Understanding the Results

Constraints of the Benchmark:
  1. Performance Constraints: The benchmark sets certain performance expectations that the AI system needs to meet. In this case, the AI system was able to meet these performance standards. It performed efficiently and met the required speed and accuracy criteria.
  2. Minimum Duration: The benchmark specifies a minimum duration for the test, ensuring that the AI system runs for a specific amount of time to collect meaningful data. In this test, the AI system ran for at least 600,000 milliseconds (10 minutes).
  3. Minimum Query Count: To ensure thorough testing, the benchmark requires that a minimum number of queries (inquiries or requests) be processed. In this case, at least 100 queries needed to be processed to evaluate the system's performance.
  4. Early Stopping: The benchmark has a mechanism for early stopping, which means if the AI system performs exceptionally well before completing the full test, it can stop early. In this test, early stopping criteria were met successfully.
Benchmark Results:
  1. Overall Result: The overall result of the benchmark is labeled as "VALID," indicating that the AI system performed well and met the defined criteria and constraints. Essentially, it passed the test.
  2. Latency: Latency refers to the time it takes for the AI system to process a request or query. The benchmark measured various aspects of latency, including the fastest (8,611,423 nanoseconds) and slowest (34,852,012 nanoseconds) response times. On average, the AI system took approximately 12,199,791 nanoseconds to process a request.
  3. Throughput: Throughput measures how fast the AI system can handle requests. In this case, the system processed around 12,484 requests per second, indicating its ability to handle a high volume of requests efficiently.
  4. Additional Stats: The benchmark also provided additional statistics about the AI system's performance across different scenarios, such as different object sizes in object detection tasks. These statistics help assess how well the system can detect objects of various sizes in images.

In summary, this benchmark rigorously tested the AI system's performance, ensuring it met speed and accuracy requirements, ran for a sufficient duration, and processed a minimum number of queries. The AI system successfully passed the test, demonstrating its efficiency in handling requests with varying levels of complexity and object sizes in image recognition tasks.

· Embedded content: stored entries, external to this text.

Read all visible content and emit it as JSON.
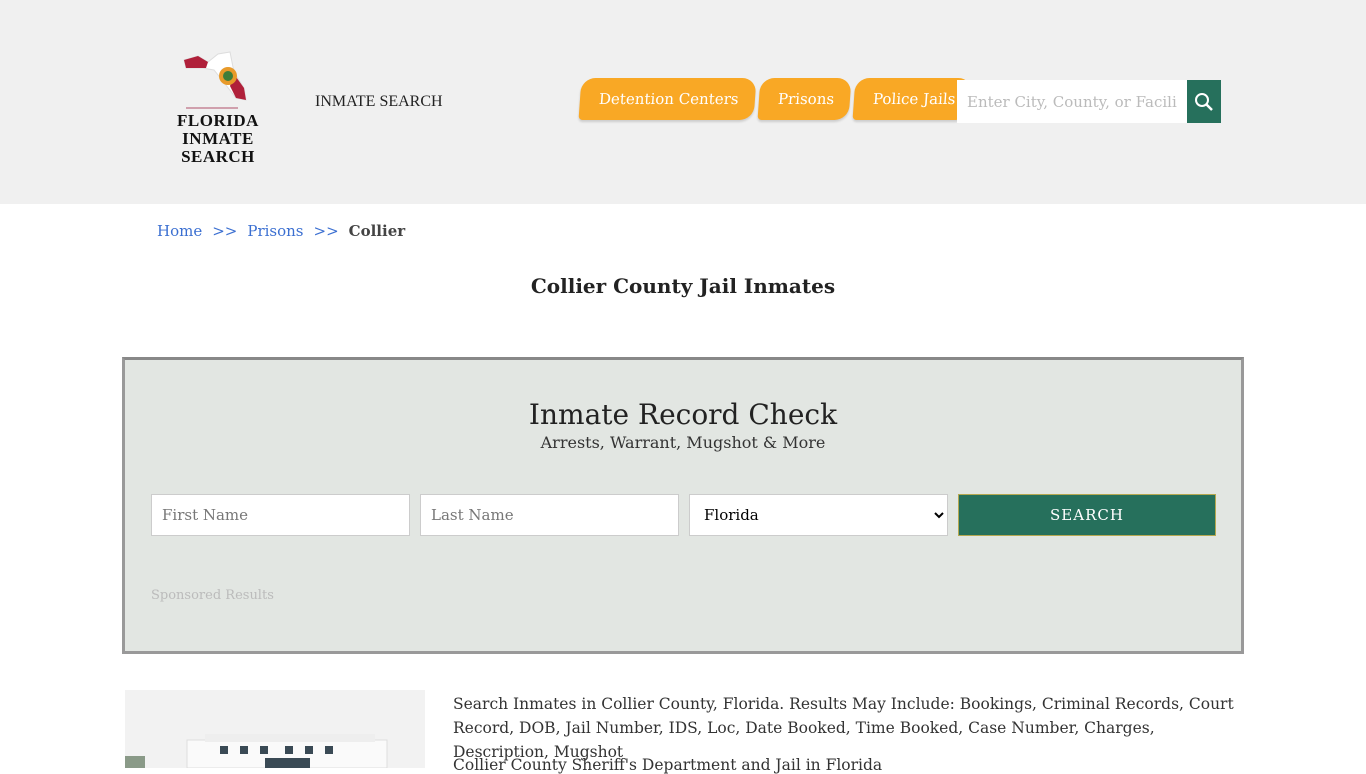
{
  "header": {
    "logo_line1": "FLORIDA",
    "logo_line2": "INMATE SEARCH",
    "site_name": "INMATE SEARCH",
    "nav": [
      "Detention Centers",
      "Prisons",
      "Police Jails"
    ],
    "search_placeholder": "Enter City, County, or Facility"
  },
  "breadcrumb": {
    "items": [
      "Home",
      "Prisons"
    ],
    "current": "Collier",
    "separator": ">>"
  },
  "page_title": "Collier County Jail Inmates",
  "record_check": {
    "title": "Inmate Record Check",
    "subtitle": "Arrests, Warrant, Mugshot & More",
    "first_name_placeholder": "First Name",
    "last_name_placeholder": "Last Name",
    "state": "Florida",
    "search_label": "SEARCH",
    "sponsored": "Sponsored Results"
  },
  "content": {
    "description": "Search Inmates in Collier County, Florida. Results May Include: Bookings, Criminal Records, Court Record, DOB, Jail Number, IDS, Loc, Date Booked, Time Booked, Case Number, Charges, Description, Mugshot",
    "line2": "Collier County Sheriff's Department and Jail in Florida"
  },
  "colors": {
    "accent": "#f9a825",
    "primary": "#26705c"
  }
}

Executive Brief Interpretation

The benchmark results for the XE9680 with eight H100s system indicate outstanding performance in processing image-related tasks. The system achieved a remarkable rate of approximately 12,484.77 image tasks per second, demonstrating its efficiency in handling image-based workloads.

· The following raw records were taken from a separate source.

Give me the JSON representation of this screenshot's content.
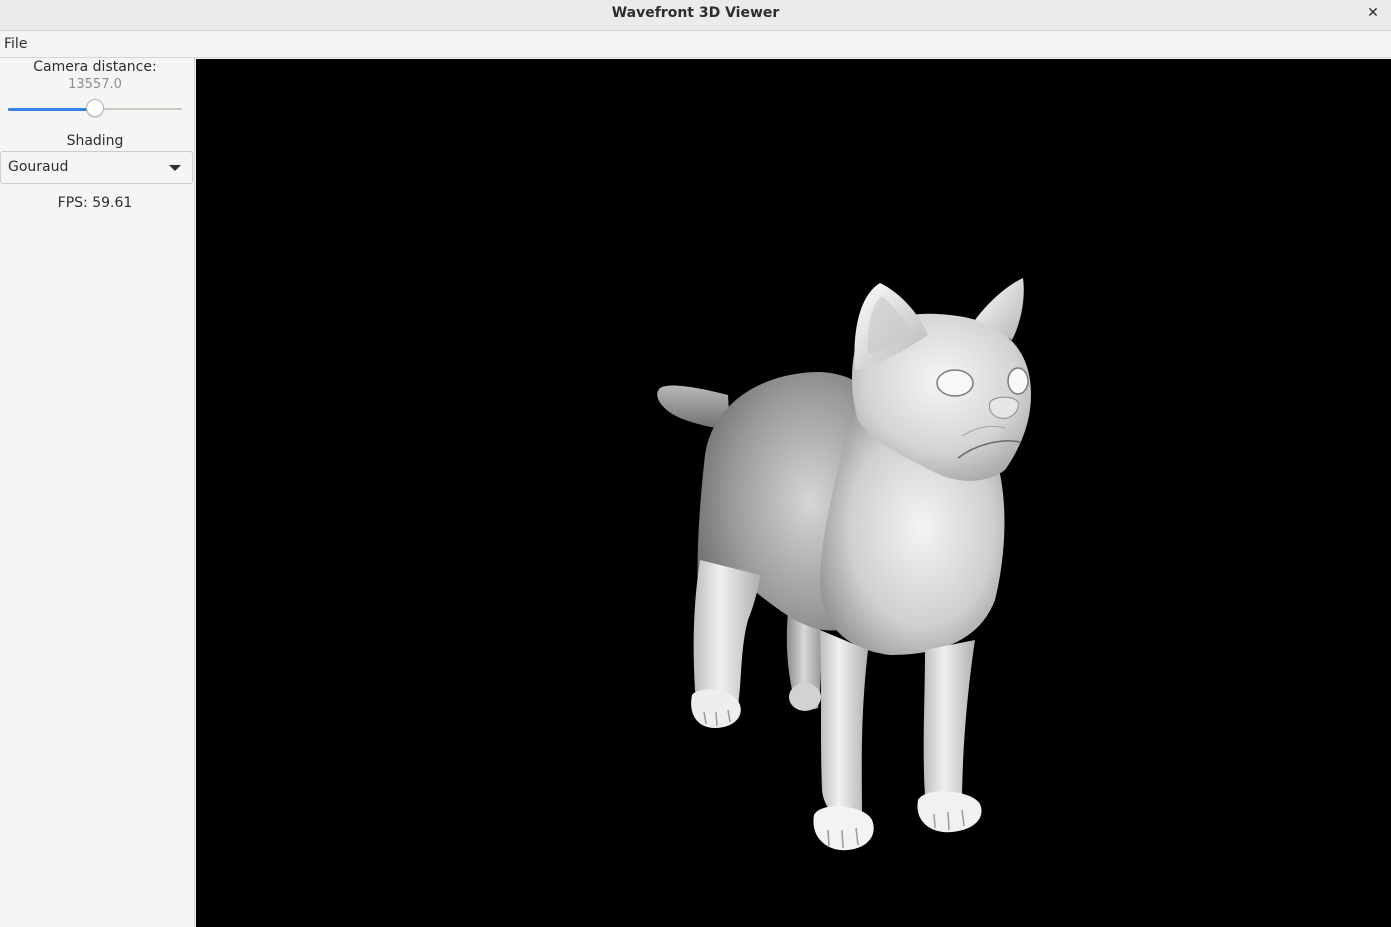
{
  "window": {
    "title": "Wavefront 3D Viewer",
    "close_glyph": "✕"
  },
  "menubar": {
    "items": [
      {
        "label": "File"
      }
    ]
  },
  "sidebar": {
    "camera": {
      "label": "Camera distance:",
      "value": "13557.0",
      "slider_fraction": 0.5
    },
    "shading": {
      "label": "Shading",
      "selected": "Gouraud"
    },
    "fps": "FPS: 59.61"
  },
  "viewport": {
    "background": "#000000",
    "model": "cat"
  },
  "colors": {
    "accent": "#3584e4",
    "model_light": "#f2f2f2",
    "model_dark": "#5e5e5e"
  }
}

When assessing response times, the system consistently delivered rapid results. The minimum response time observed during testing was 8,611,423 nanoseconds (ns), highlighting the system's ability to swiftly process image tasks. Even at higher percentiles, response times remained impressive, with the 99.90th percentile response time at approximately 18,403,063 ns.

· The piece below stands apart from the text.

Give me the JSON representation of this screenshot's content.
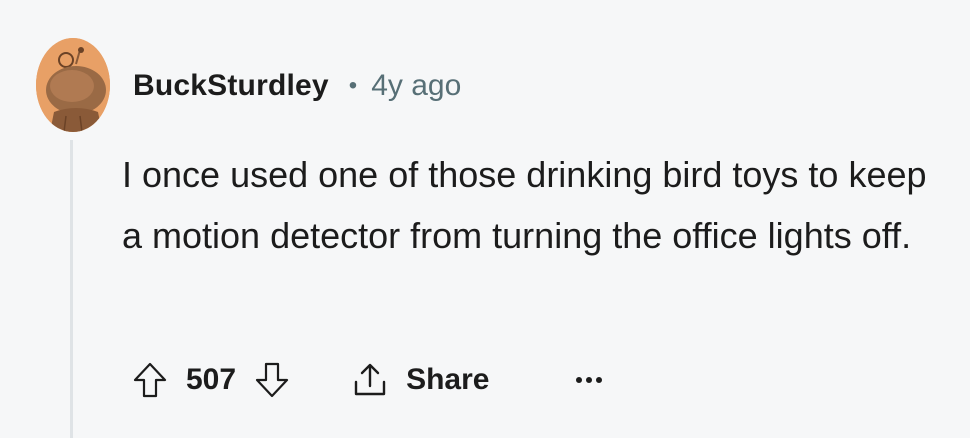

Importantly, the system met all specified requirements and criteria, including performance constraints, minimum duration, and query count. It also successfully met early stopping criteria, indicating a high level of performance reliability.

The benchmark employed settings that align with the system's focus on efficiently handling image tasks. It aimed for a throughput of 12,480 image tasks per second with a target response time of 100,000,000 ns.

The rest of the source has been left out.